An accounting analyst evaluates public company financial statements. Public companies issue these (10-K) annual financial statements as required by the Security and Exchange Commission. The statements include the balance sheet, the income statement, the statement of cash flows and the notes to the financial statements. Specifically, the notes to the financial statements contain considerable quantitative detail supporting the financial statements along with narrative information.

==Description==
This individual has extensive training in understanding financial accounting principles for public companies based on generally accepted accounting principles as provided by the Financial Accounting Standards Board. Or, they may have additional experience in applying international accounting standards based on the rules put out by the International Accounting Standards Board.

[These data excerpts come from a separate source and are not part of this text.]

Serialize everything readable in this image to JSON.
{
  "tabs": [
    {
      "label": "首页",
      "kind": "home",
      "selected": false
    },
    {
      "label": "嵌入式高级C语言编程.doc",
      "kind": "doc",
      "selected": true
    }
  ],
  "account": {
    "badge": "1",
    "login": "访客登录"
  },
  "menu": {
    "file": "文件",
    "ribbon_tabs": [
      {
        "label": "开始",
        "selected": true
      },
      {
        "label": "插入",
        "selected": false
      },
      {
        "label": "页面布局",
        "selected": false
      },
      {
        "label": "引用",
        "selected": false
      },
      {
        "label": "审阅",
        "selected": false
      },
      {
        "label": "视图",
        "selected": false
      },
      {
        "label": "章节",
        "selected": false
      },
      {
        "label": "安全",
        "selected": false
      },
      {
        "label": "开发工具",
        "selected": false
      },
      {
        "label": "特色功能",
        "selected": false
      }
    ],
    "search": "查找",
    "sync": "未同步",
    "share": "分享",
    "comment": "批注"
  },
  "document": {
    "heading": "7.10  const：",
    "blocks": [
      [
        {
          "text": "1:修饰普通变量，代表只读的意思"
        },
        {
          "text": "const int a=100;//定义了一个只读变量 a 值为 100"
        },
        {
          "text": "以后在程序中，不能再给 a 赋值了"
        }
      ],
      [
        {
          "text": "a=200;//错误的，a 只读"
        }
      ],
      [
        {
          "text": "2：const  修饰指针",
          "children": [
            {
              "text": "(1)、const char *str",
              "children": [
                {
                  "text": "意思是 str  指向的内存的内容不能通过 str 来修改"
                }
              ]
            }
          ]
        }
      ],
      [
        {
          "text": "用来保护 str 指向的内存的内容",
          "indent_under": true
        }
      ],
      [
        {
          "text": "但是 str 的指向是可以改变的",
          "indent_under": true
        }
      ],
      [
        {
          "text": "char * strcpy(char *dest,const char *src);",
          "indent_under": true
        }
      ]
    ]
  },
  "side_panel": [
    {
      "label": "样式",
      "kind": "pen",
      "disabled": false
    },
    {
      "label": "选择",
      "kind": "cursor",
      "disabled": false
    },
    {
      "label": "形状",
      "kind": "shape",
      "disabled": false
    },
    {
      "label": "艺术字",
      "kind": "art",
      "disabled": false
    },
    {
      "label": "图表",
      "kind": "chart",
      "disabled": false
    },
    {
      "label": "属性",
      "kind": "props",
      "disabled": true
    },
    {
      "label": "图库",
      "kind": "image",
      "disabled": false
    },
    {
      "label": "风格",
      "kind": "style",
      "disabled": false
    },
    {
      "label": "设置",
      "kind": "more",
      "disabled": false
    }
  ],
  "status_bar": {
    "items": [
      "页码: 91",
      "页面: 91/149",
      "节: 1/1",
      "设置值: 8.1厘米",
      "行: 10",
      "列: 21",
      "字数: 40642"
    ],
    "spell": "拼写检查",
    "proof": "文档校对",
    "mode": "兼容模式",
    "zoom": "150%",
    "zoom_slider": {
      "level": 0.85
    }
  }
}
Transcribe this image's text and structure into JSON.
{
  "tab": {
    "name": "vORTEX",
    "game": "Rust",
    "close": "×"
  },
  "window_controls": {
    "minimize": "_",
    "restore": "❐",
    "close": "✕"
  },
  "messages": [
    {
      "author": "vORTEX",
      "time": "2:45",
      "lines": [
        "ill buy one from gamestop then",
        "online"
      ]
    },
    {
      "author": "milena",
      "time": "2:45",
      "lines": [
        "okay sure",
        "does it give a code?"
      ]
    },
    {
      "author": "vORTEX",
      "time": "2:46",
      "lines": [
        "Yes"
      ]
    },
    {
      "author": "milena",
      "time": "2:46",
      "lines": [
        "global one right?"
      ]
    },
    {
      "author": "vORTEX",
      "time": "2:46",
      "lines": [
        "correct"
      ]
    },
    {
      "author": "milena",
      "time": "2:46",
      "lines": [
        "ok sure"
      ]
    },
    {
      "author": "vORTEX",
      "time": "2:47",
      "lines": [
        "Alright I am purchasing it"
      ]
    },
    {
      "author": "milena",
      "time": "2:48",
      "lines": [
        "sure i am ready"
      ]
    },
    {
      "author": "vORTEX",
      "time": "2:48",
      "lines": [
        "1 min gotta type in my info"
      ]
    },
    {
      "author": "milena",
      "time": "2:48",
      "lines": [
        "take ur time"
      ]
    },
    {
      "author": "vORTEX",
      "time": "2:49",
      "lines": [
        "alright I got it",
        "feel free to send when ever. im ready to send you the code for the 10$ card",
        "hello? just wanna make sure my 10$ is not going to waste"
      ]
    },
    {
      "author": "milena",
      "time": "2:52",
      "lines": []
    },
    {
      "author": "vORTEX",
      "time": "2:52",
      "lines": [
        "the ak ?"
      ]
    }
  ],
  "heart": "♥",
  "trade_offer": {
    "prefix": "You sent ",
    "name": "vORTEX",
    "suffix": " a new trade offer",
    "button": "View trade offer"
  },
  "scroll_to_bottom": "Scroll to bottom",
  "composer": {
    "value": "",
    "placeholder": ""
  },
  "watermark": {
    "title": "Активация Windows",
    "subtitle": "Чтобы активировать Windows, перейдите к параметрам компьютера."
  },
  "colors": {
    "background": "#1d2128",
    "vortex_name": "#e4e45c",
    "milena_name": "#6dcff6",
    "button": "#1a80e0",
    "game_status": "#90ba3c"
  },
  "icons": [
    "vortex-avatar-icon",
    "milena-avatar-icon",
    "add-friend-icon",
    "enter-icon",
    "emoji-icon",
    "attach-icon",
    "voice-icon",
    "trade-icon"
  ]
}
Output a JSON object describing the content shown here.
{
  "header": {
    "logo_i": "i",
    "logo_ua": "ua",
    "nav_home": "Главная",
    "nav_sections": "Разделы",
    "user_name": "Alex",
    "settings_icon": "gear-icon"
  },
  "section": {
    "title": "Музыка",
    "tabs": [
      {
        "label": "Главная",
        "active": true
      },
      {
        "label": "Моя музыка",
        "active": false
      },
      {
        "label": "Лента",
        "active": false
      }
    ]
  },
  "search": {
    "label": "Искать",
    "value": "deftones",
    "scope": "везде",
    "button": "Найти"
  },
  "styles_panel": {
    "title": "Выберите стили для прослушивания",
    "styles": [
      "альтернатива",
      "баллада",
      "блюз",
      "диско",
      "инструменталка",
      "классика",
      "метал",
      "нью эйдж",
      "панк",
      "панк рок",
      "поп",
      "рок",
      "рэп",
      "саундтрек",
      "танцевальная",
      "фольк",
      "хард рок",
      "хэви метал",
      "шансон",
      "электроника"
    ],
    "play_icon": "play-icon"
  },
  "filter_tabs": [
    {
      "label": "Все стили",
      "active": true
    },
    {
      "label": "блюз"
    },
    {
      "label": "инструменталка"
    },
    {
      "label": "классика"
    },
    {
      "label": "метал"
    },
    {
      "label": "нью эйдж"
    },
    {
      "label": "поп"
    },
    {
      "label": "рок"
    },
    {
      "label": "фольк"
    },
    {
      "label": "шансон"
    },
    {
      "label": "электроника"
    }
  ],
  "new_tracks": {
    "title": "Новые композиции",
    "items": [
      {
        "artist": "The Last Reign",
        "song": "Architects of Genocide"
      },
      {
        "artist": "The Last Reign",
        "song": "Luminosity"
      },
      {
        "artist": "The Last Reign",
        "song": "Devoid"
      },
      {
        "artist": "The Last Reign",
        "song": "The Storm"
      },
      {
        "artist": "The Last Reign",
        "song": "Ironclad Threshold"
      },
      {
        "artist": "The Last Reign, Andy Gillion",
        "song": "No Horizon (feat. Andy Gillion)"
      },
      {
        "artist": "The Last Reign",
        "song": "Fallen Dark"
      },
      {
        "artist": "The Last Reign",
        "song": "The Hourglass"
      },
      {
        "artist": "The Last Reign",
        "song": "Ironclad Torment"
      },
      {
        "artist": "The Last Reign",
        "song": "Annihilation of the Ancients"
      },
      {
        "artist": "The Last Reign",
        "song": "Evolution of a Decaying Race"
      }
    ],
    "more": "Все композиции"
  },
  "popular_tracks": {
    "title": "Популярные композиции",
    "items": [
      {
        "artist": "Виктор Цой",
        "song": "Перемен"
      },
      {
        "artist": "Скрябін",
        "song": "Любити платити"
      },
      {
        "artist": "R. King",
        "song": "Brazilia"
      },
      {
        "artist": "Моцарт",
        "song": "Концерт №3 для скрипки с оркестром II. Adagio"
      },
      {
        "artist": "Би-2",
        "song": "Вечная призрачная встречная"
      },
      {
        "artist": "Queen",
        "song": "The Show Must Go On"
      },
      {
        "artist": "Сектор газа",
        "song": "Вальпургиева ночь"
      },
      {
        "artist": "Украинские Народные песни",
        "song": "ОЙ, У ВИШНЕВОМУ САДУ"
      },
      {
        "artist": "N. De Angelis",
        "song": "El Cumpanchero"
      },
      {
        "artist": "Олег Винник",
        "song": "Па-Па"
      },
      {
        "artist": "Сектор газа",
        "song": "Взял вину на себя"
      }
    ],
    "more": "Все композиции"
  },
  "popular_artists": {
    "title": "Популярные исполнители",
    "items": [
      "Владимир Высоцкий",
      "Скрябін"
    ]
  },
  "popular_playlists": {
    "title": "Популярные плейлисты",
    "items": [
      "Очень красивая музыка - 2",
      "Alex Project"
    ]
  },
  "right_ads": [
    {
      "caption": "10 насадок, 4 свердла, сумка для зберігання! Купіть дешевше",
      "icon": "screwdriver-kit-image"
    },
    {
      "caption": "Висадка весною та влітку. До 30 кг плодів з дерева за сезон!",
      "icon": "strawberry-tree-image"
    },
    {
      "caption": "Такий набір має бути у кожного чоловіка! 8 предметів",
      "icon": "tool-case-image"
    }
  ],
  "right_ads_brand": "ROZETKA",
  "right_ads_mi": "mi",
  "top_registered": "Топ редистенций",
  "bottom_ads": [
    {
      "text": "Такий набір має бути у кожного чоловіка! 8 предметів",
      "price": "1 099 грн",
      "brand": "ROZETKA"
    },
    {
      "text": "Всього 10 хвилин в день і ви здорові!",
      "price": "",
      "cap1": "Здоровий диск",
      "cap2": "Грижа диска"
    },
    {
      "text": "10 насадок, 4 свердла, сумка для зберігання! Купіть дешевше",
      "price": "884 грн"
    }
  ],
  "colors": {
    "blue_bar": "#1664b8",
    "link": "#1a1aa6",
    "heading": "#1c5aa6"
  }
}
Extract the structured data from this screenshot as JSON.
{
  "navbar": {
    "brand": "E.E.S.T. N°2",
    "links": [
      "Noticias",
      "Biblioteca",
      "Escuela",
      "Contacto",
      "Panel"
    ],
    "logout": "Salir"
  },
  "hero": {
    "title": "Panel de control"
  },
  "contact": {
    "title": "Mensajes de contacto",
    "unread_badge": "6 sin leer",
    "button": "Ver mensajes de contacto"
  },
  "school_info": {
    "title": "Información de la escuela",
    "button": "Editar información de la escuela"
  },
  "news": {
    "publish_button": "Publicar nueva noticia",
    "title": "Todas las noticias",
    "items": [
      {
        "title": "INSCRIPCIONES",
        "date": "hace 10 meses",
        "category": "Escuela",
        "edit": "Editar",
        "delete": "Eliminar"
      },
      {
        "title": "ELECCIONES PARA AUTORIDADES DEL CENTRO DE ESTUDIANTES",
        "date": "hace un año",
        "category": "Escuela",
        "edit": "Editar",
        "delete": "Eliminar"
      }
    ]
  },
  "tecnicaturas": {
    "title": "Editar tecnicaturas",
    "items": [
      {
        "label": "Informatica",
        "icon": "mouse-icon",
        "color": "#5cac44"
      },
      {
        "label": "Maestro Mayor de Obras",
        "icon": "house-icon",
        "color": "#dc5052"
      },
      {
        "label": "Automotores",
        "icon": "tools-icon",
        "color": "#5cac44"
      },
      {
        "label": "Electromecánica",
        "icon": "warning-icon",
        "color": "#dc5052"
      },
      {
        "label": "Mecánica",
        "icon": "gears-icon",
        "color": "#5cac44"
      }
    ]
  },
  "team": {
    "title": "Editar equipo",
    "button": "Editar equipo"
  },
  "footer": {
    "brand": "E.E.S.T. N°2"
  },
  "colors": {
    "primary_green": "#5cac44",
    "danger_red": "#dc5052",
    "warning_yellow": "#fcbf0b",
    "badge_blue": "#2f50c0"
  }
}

As an example, the accounting analyst may work for a financial research company evaluating differing financial accounting principles and how they influence the company's reported wealth.

==Professional requirements==
The accounting analyst will most likely hold an accounting qualification. The analyst may have an MBA degree with an Accounting specialization.

In addition, the analyst may hold the Chartered Certified Accountant (ACCA) or Certified Public Accountant (CPA) or Chartered Accountant (CA or ACA) designation.